The Cheyenne Hub climbed more than 80 cents to the $6.50s, while points on the southwestern end of Kern River added about 50 cents from Friday's levels to the low $6.20s.
Colder weather, stormy conditions and continued generation demand in the Pacific Northwest sent Sumas to $7.10. Malin jumped over $7.00, and PG&E Citygate rose nearly 70 cents to about $7.30. Meanwhile, despite mild weather and continued weak demand in Southern California, the rising tide across the West pushed border prices up nearly 50 cents to the low $6.20s.
Cooler weather and rising futures prices also prompted 5- to 25-cent increases in the Northeast cash market Monday, 10- to 50-cent increases in the Gulf Coast region and 15- to 20-cent increases in parts of the Midwest.
It was rainy and mild in the Northeast with temperatures in the 50s and 60s for most of the region. The Southeast was expected to warm up into the 70s, and the southern Plains states were seeing highs in the 50s Monday.
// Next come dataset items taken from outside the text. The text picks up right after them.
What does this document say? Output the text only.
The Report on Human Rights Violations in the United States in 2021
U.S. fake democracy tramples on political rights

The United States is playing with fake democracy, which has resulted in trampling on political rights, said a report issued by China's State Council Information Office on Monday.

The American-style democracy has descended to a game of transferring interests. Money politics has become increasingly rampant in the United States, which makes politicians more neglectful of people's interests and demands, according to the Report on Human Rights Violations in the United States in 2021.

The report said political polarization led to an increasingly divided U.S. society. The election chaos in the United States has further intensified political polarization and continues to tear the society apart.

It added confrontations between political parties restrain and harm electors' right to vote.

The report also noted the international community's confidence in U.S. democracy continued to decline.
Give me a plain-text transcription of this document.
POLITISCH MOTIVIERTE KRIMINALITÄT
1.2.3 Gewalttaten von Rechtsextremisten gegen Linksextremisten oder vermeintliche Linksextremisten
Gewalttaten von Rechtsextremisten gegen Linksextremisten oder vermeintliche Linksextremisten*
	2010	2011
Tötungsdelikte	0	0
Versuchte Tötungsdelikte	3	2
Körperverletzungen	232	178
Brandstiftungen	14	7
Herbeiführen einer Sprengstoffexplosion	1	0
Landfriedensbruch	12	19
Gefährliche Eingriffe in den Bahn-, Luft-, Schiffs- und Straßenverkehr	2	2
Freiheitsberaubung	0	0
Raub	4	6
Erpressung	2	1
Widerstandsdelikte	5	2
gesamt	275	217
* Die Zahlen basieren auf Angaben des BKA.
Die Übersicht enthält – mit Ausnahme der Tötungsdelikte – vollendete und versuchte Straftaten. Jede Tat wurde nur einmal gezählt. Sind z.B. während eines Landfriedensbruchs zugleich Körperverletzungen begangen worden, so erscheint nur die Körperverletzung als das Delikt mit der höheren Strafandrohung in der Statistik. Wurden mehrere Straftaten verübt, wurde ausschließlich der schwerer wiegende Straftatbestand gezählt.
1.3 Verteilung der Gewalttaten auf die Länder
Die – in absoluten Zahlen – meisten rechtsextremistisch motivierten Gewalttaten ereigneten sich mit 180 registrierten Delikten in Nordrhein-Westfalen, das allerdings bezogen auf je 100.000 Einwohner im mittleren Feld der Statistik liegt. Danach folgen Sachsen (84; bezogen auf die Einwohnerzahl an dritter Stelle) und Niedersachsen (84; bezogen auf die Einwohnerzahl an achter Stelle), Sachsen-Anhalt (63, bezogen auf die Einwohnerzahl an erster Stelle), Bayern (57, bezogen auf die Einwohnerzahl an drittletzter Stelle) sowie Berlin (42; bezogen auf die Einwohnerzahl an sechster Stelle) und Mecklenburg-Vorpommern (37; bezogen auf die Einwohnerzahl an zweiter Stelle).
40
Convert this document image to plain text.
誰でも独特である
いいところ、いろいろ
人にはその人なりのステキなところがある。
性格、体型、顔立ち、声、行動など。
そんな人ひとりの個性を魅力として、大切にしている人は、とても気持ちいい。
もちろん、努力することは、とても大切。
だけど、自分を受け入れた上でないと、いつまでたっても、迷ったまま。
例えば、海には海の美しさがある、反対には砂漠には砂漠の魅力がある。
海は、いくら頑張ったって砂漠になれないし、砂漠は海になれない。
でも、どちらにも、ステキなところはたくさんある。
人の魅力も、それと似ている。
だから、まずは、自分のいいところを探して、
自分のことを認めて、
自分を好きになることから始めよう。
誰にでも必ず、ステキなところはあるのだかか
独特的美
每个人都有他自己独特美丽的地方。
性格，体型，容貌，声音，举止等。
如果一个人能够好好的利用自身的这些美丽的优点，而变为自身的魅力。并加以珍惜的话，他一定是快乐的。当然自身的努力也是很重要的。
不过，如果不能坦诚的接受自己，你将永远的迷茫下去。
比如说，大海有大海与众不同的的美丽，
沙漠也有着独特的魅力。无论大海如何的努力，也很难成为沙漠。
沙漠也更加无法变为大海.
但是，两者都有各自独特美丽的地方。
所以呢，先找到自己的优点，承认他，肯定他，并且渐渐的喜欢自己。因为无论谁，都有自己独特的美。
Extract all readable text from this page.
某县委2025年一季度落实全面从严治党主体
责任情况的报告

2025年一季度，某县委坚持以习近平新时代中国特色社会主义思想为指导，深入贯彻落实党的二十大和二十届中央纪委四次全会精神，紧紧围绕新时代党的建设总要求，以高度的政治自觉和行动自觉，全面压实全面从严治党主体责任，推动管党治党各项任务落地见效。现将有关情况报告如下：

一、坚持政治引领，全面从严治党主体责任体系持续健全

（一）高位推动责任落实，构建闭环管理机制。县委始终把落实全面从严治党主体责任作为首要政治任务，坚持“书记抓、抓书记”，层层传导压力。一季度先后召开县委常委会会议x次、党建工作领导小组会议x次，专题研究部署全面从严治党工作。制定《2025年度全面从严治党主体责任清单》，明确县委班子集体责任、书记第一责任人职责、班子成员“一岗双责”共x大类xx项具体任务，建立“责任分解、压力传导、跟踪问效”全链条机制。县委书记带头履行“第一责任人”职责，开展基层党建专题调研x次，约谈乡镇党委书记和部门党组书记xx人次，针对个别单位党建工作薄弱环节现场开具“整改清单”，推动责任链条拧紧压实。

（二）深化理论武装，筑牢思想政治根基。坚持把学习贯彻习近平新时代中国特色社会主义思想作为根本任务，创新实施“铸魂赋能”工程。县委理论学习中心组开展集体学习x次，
The northern Plains and Upper Midwest were in the 40s and 30s.
The latest six- to 10-day forecast from the National Weather Service calls for a large area of above normal temperatures across the entire country west of the Mississippi River, below normal temperatures east of the Mississippi and a thin corridor of normal temperatures in between. In the eight- to 14-day forecast, the area of above normal temperatures spreads much farther east and below normal temperatures are confined mainly to the East Coast.